One of the actual strengths of the national program is that it improved access to treatment at the same place where the baby is born. In 2004, only half of cases were treated on site, whereas, at present, a referral is not required in more than 90 % of cases, with the clinical benefits this implies. The introduction of the different forms of telemedicine (RetCam, mobile phone pictures, etc.) allows to send images using virtual networks that facilitate consultation in case of diagnostic suspicion and/or treatment.13,23,24 A second opinion may prevent the unnecessary transport of high-risk children and the resulting added morbidity.

The treatment of choice for severe ROP is diode laser photocoagulation. The introduction of intravitreal anti-angiogenic drugs (bevacizumab)25 has improved the prognosis of the most severe forms of ROP (AP); however, when the recommended indication is exceeded, risks may occur because its long-term side effects are still unknown.26,27

What is the impact of the program on the eligible population in terms of childhood blindness? A partial survey conducted in 2014 (22 schools for children with severe visual impairment, 10 provinces) showed that, in 2003, 50 % of enrolled children had blindness due to ROP,28 which reduced to 23 % in 2013. However, such partial reports are not enough to draw a reliable conclusion.

In 2015, the Max Planck Institute for Psycholinguistics29 defined vision as the dominant sense; children with blindness or low vision from birth will have a different emotional and social development and will adapt to the different settings of their family life; no images will be introduced in the first years of life or, at best, these will be significantly distorted; their education will require commitment and participation from their family together with committed teachers; their employability will be limited; and the high economic costs related to assistance will many times restrict their cognitive development. We propose to reduce the probability of blindness in a child to the greatest possible extent, and this justifies any health care effort made towards carrying out programs aimed specifically at the prevention,30early diagnosis, and timely treatment of ROP.

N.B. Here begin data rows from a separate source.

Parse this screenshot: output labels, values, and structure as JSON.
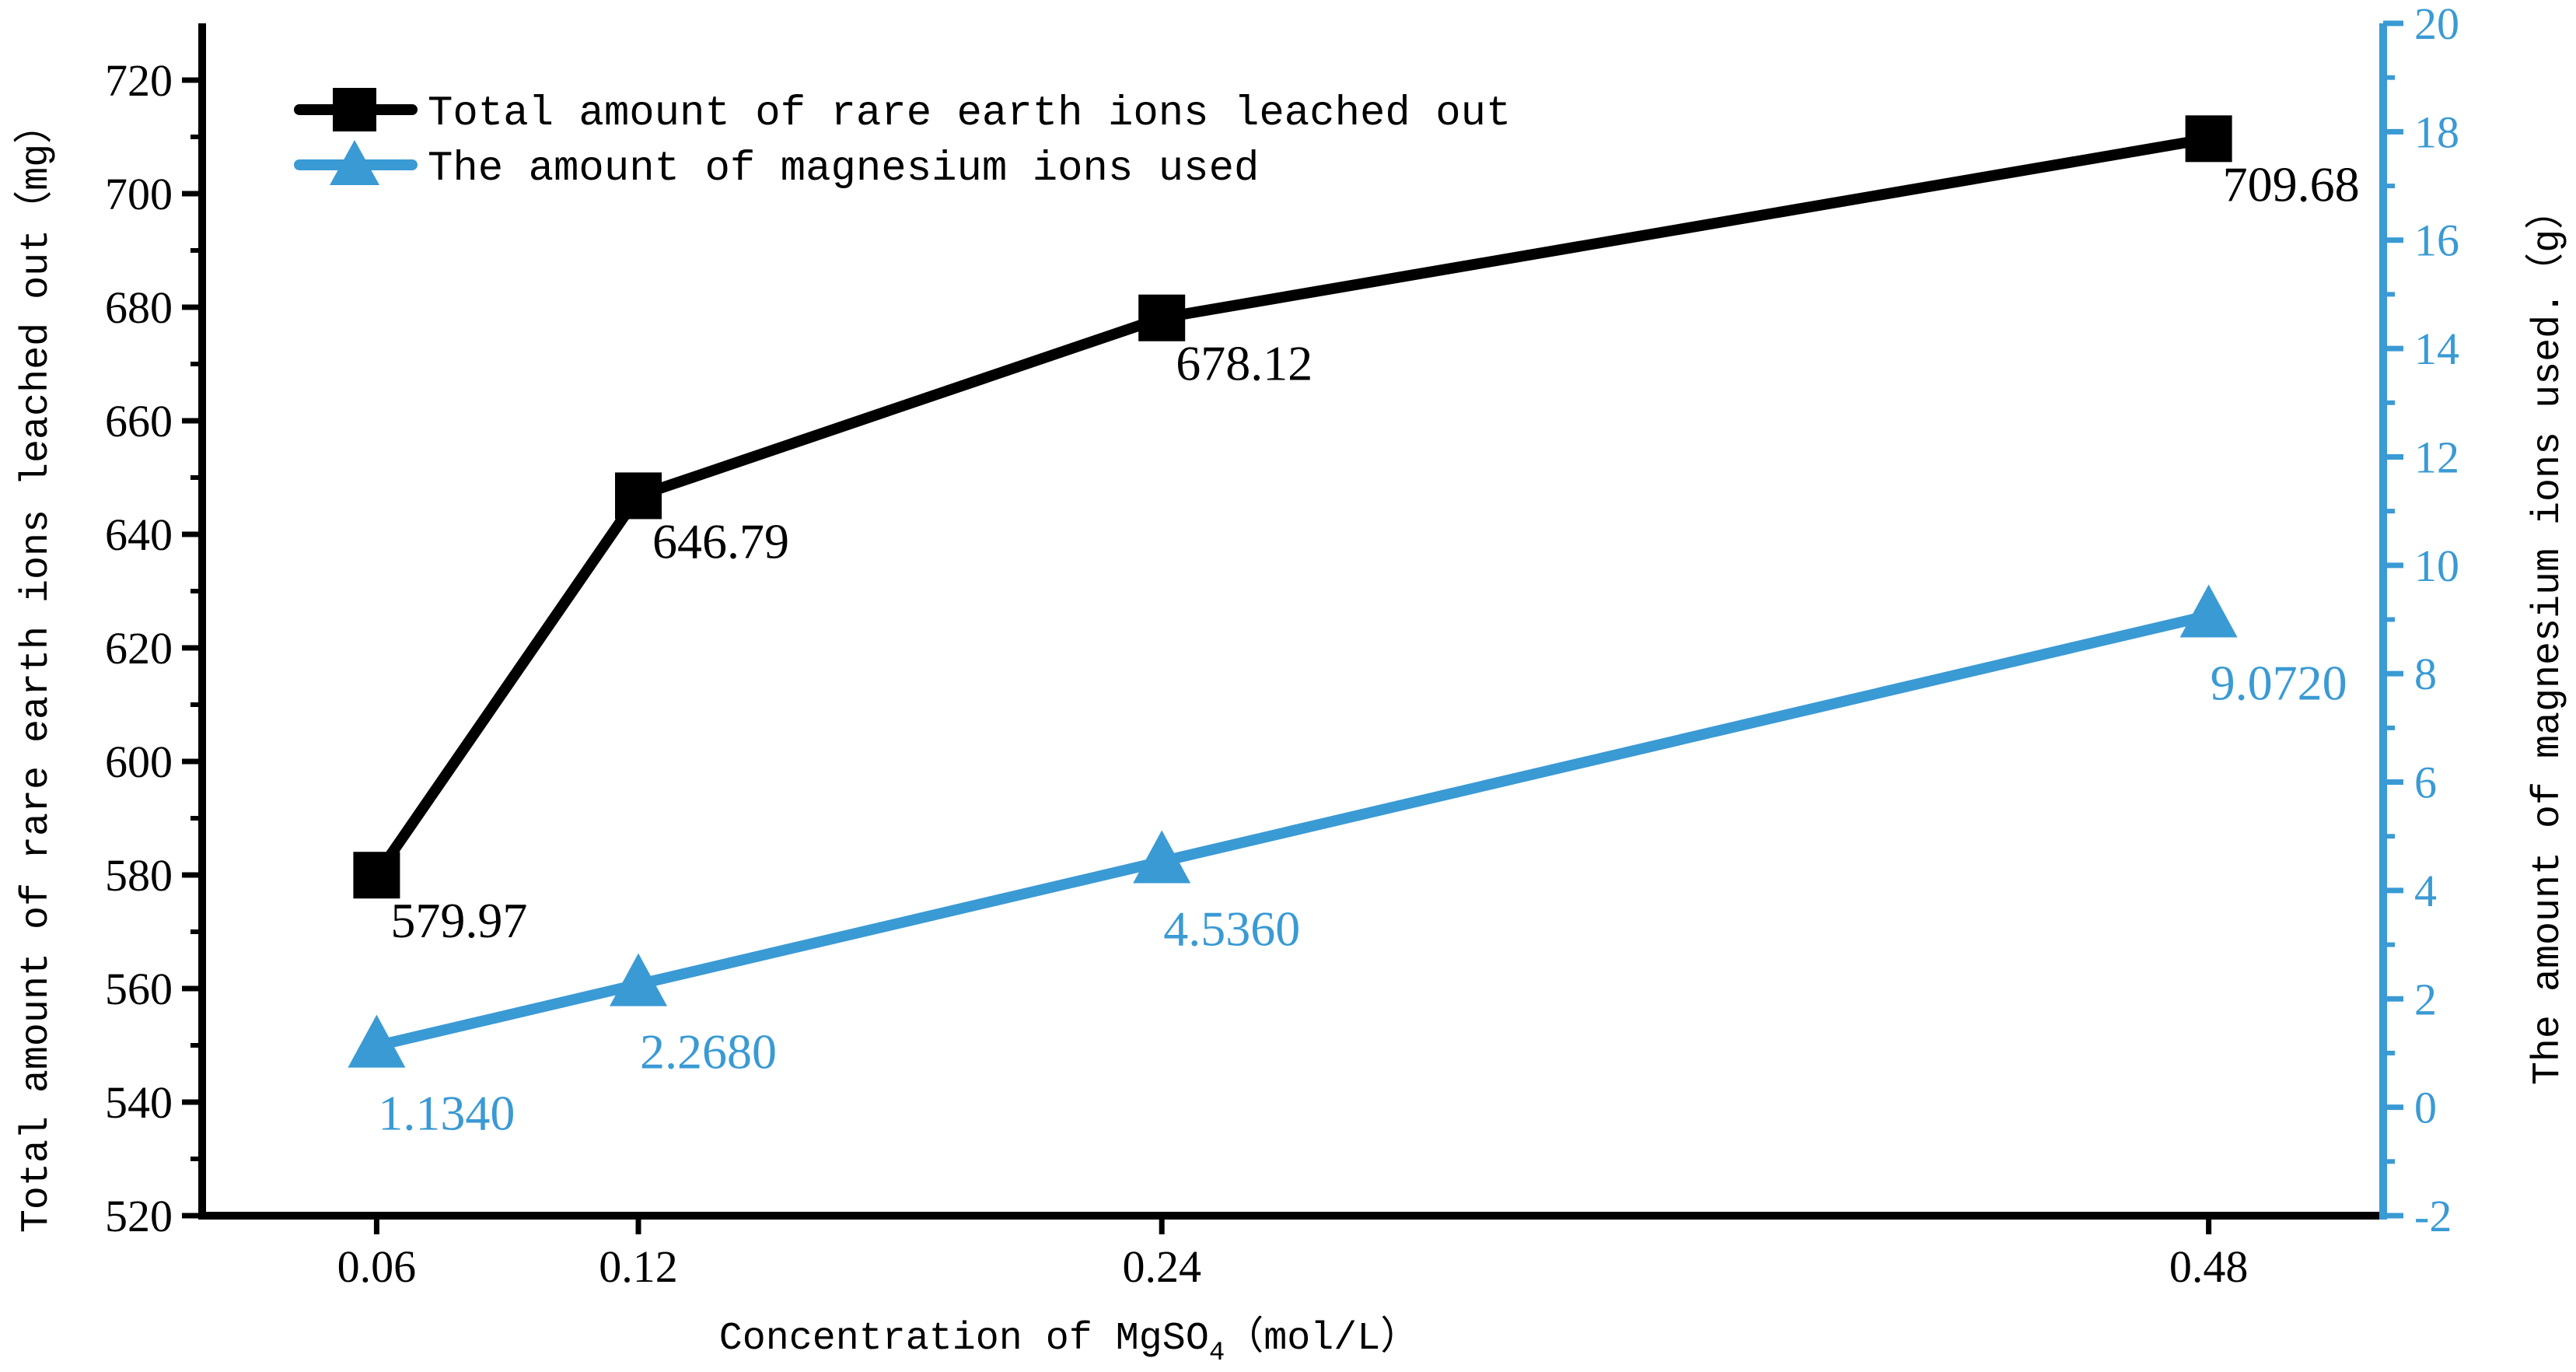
{
  "chart_data": {
    "type": "line",
    "xlabel": "Concentration of MgSO",
    "xlabel_sub": "4",
    "xlabel_unit": "（mol/L）",
    "ylabel_left": "Total amount of rare earth ions leached out（mg）",
    "ylabel_right": "The amount of magnesium ions used.（g）",
    "categories": [
      "0.06",
      "0.12",
      "0.24",
      "0.48"
    ],
    "x": [
      0.06,
      0.12,
      0.24,
      0.48
    ],
    "xlim": [
      0.02,
      0.52
    ],
    "ylim_left": [
      520,
      730
    ],
    "ylim_right": [
      -2,
      20
    ],
    "yticks_left": [
      520,
      540,
      560,
      580,
      600,
      620,
      640,
      660,
      680,
      700,
      720
    ],
    "yticks_right": [
      -2,
      0,
      2,
      4,
      6,
      8,
      10,
      12,
      14,
      16,
      18,
      20
    ],
    "legend_position": "top-left",
    "series": [
      {
        "name": "Total amount of rare earth ions leached out",
        "axis": "left",
        "marker": "square",
        "color": "#000000",
        "values": [
          579.97,
          646.79,
          678.12,
          709.68
        ],
        "labels": [
          "579.97",
          "646.79",
          "678.12",
          "709.68"
        ]
      },
      {
        "name": "The amount of magnesium ions used",
        "axis": "right",
        "marker": "triangle",
        "color": "#3a9ad4",
        "values": [
          1.134,
          2.268,
          4.536,
          9.072
        ],
        "labels": [
          "1.1340",
          "2.2680",
          "4.5360",
          "9.0720"
        ]
      }
    ]
  }
}
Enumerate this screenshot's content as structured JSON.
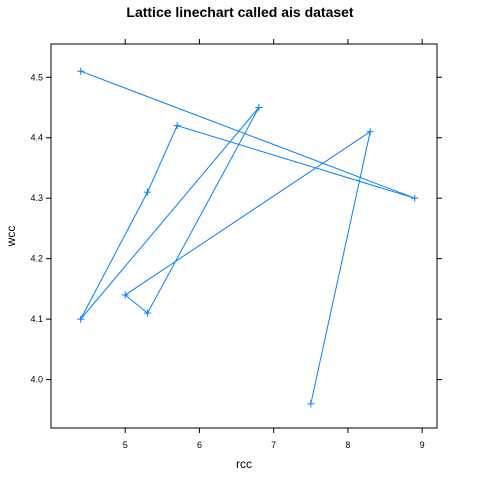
{
  "chart_data": {
    "type": "line",
    "title": "Lattice linechart called ais dataset",
    "xlabel": "rcc",
    "ylabel": "wcc",
    "xlim": [
      4.0,
      9.2
    ],
    "ylim": [
      3.92,
      4.555
    ],
    "xticks": [
      5,
      6,
      7,
      8,
      9
    ],
    "yticks": [
      4.0,
      4.1,
      4.2,
      4.3,
      4.4,
      4.5
    ],
    "xtick_labels": [
      "5",
      "6",
      "7",
      "8",
      "9"
    ],
    "ytick_labels": [
      "4.0",
      "4.1",
      "4.2",
      "4.3",
      "4.4",
      "4.5"
    ],
    "grid": false,
    "marker": "plus",
    "series": [
      {
        "name": "ais",
        "color": "#0080ff",
        "x": [
          4.4,
          8.9,
          5.7,
          5.3,
          4.4,
          6.8,
          5.3,
          5.0,
          8.3,
          7.5
        ],
        "y": [
          4.51,
          4.3,
          4.42,
          4.31,
          4.1,
          4.45,
          4.11,
          4.14,
          4.41,
          3.96
        ]
      }
    ]
  }
}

Since its creation, the national program achieved improvements in access to ROP prevention and treatment in an increasing number of intensive care units of Argentina. The achievements made in relation to a timely diagnosis and treatment on site contrast with the still unacceptable number of unusual cases, which evidences the persistent failures in primary ROP prevention, especially in relation to O2 levels monitoring. Raising awareness of the background problem in relation to ROP among the health care team members and using published teaching materials will allow to reduce the risk for a child to be blind for the rest of his/her life.


We would like to thank the ROP leaders (nurses, ophthalmologists, and neonatologists) participating in the national program for providing the information necessary to develop this report and for their active work towards ROP prevention, diagnosis, and treatment. Also, we thank collaborators for developing the CPG, especially María Eugenia Esandi and Mario de Luca. We would like to thank DINAMIA for its collaboration and support to maintain the program, and the participating scientific societies (SAP, CAO, SAOI), UNICEF, and PAHO/WHO.